For the past decades, Filipino seafarers have been in high demand – constituting almost 40% of all crews worldwide – because they speak good English and come cheap. “They know the money they pay us is not enough for what we do,” the 2nd mate tells me as he plots a navigational path on a map, “but they also know that we accept it because in the Philippines, our salaries are better than most of our countrymen.” The Filipinos on the ship have accordingly painted a picture of their cities and towns choked with maritime institutes and training centers, offering the promise of high salaries and the thrill of seafaring life. Men line up for days at a time at crewing booths hoping to get a job, playing the waiting game, and taking one entrance exam after the other in the hopes of getting selected. The ones who’ve made it on the ship count themselves lucky.

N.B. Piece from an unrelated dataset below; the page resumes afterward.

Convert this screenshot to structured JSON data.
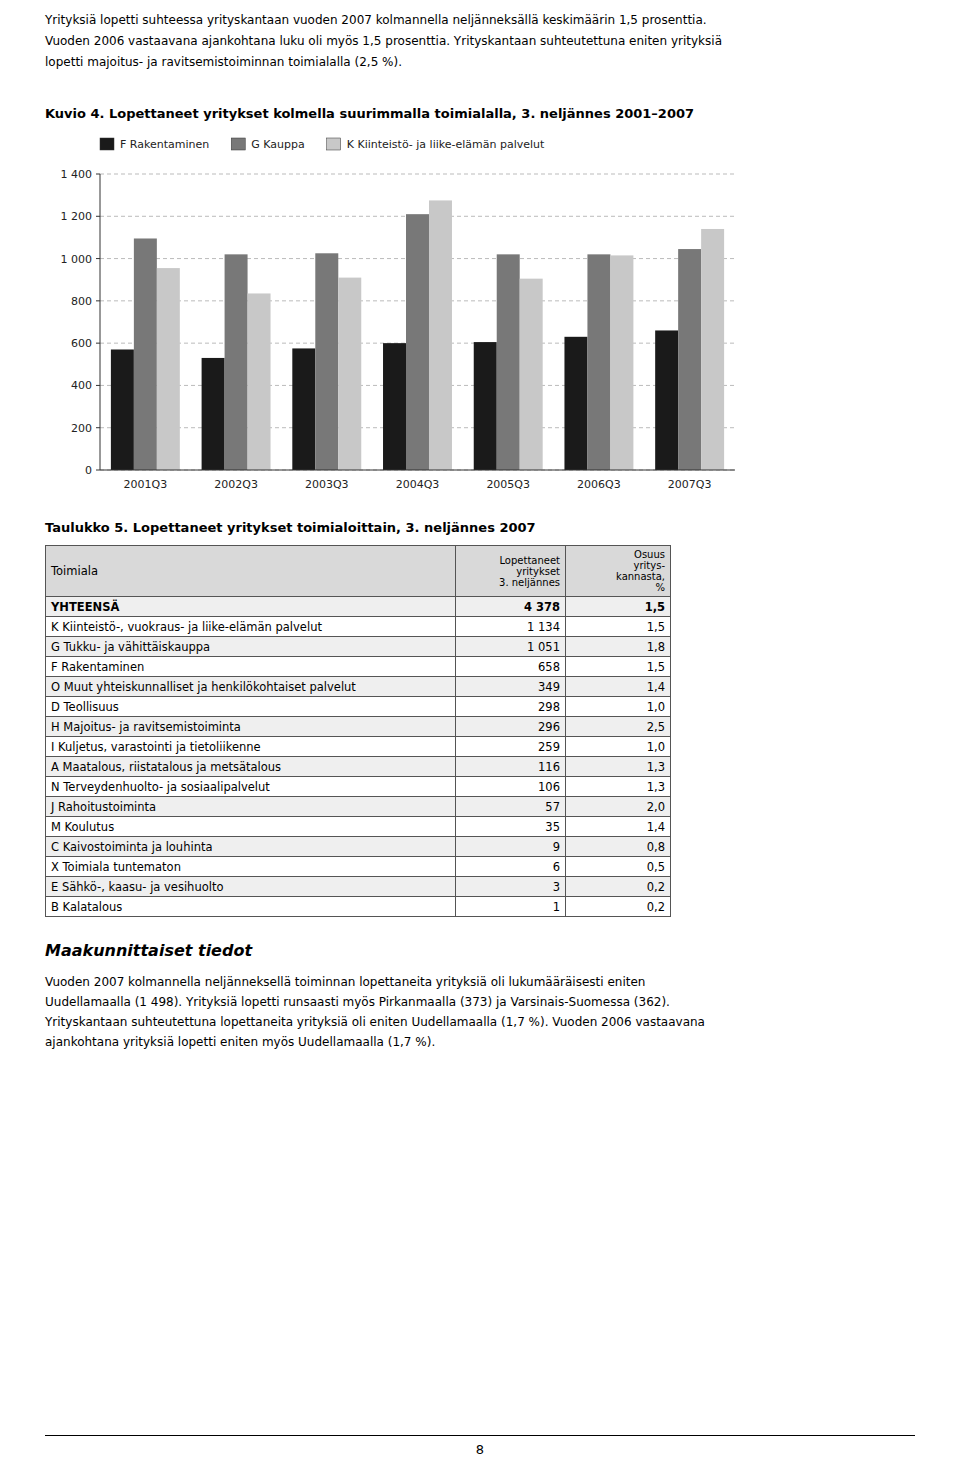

But today, even Filipino labor has come under threat: NSB has established maritime schools in Sri Lanka and Shanghai where labor comes even cheaper, and other companies have been following suit. Like all other industries, shipping moves on roller skates around the world, seeking lower and lower capital outlays as they experiment with bringing circulation time as close to zero as possible. Quite different from other attempted spatial fixes for crises of profitability, however, the geographical relocation of maritime labor pools does not require heavy fixed capital outlays from investment in costly and immobile infrastructure and machinery. Schools and training centers can be set up (and moved) at relatively small costs, with large payoffs in the availability of cheap maritime labor they churn out.